03.HOOLIGANZ「Tune Up Holiday」
[Japan, HipHop]
神奈川の多国籍ユニットHOOLIGANZとThe R.T.L Bandによるヒップホップバンドプロジェクト。「踊りませんか」「Sonomama De ii」「Another Day Goes By Pt.2」など本当に気持ち良い曲が揃った気持ち良いアルバム。特別彼らに思い入れがある訳でもないので、こんなにこのアルバムを聞くことになるとは思わなかった。
02.Lil Peep「Come Over When You're Sober, Pt. 1」
[UnitedStates, HipHop]
21歳という若さでこの世を去ってしまった若きラッパーによるデビュー作。

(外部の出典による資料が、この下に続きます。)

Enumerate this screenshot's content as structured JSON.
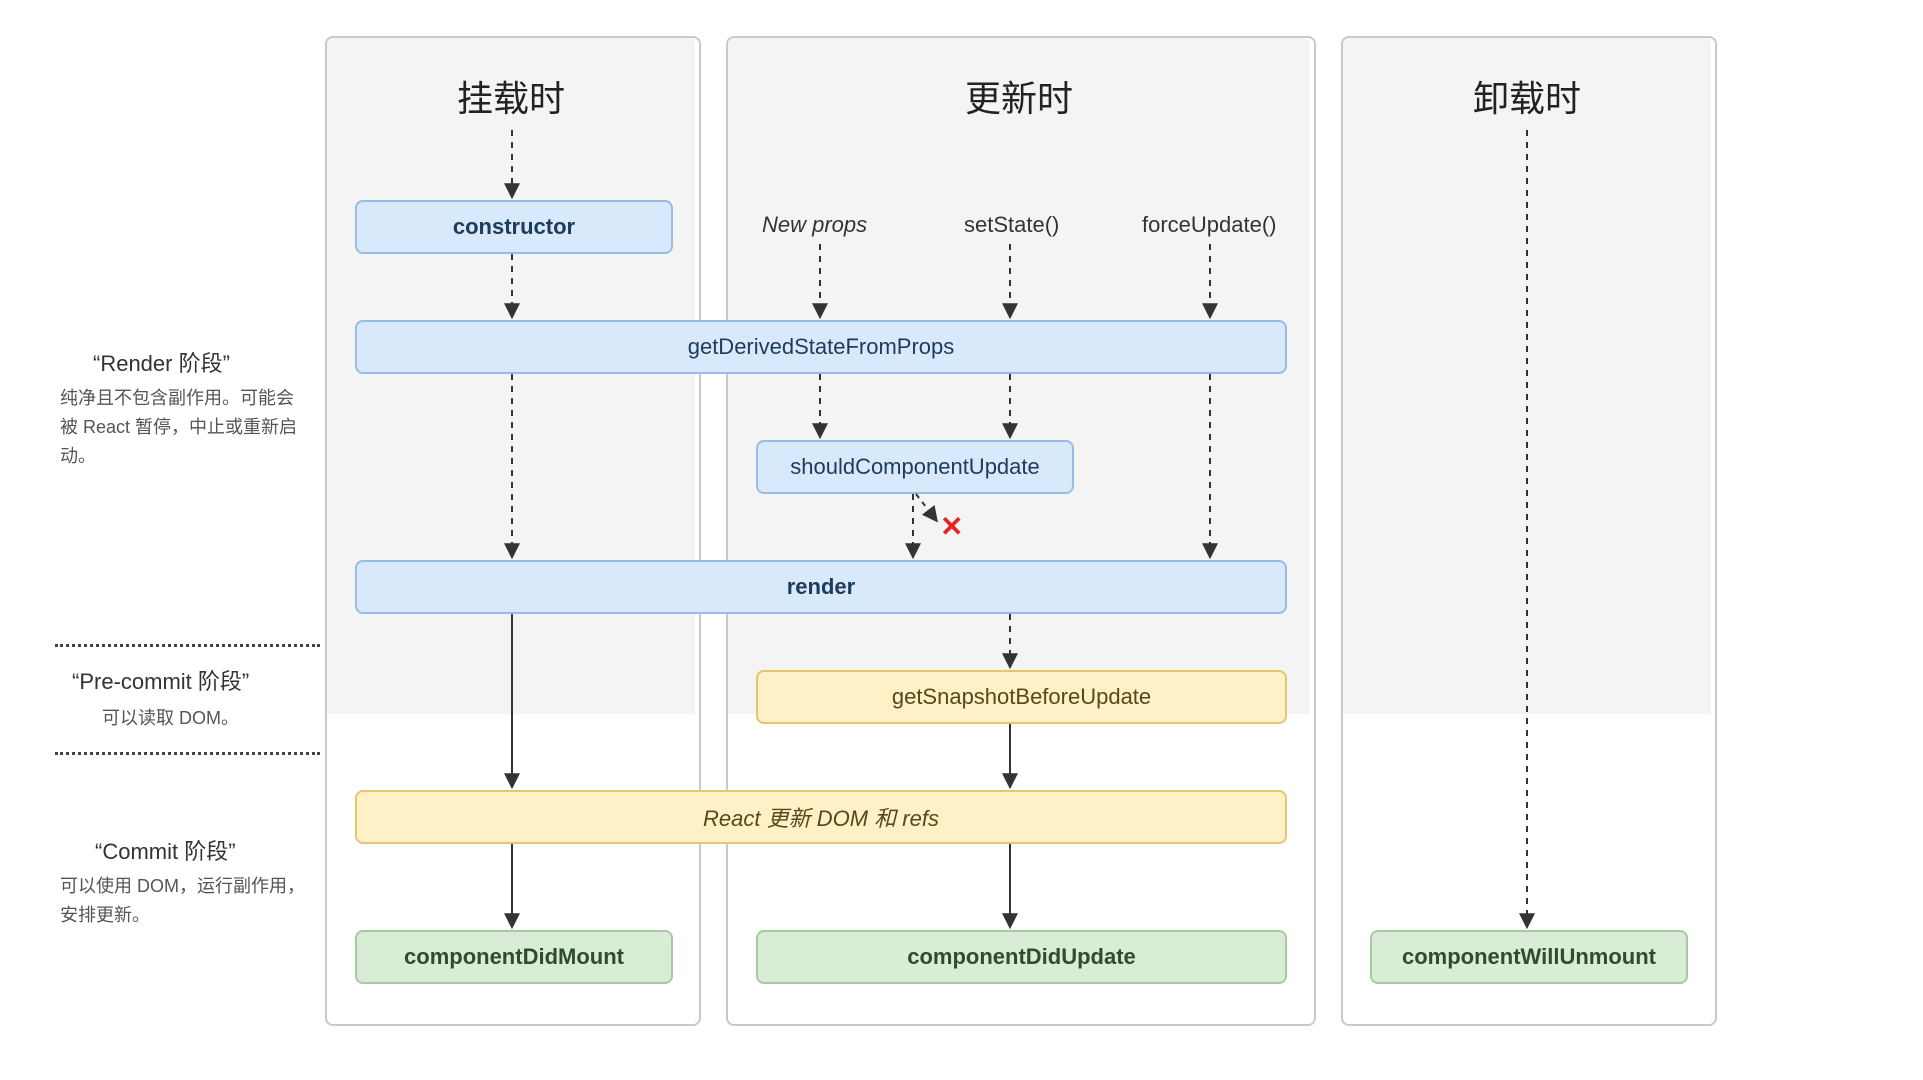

「鬱」がトレンドと言われていたようにXXXTENTACIONらを筆頭にドラッグや自殺がテーマの鬱的な内容をラップするEmo Trapと呼ばれるものが話題になったが、その代表的存在ともいえる彼の訃報はさらにそれを注目させることになってしまった。彼自身のルーツでもあるエモやグランジをベースにしたサウンドは、ラップの内容抜きにしても現行ラップの次を提示していた。ただただ残念。
01.PUNPEE「MODERN TIMES」
[Japan, HipHop]
国内ラップ史上もっともハードルが高いと言われた1stアルバムは、文句なしで今年を代表する一枚だった。未来の自分にクラシック認定させ、一本の映画を見せるような構成など特筆すべきことはいくらでもあるが、何よりも彼のリリックが本当に素晴しい。私的な話になるけれど30という節目を迎えるにあたり一歩先を行く彼の言葉には「Oldies」「タイムマシーンに乗って」「夢のつづき」などで共感するとともに背中を押される気持ちにもなった。去年Somewhereが出たときも思ったが、PUNPEEが1stアルバムを出した時代をリアルタイムで体験できていることが心からうれしい。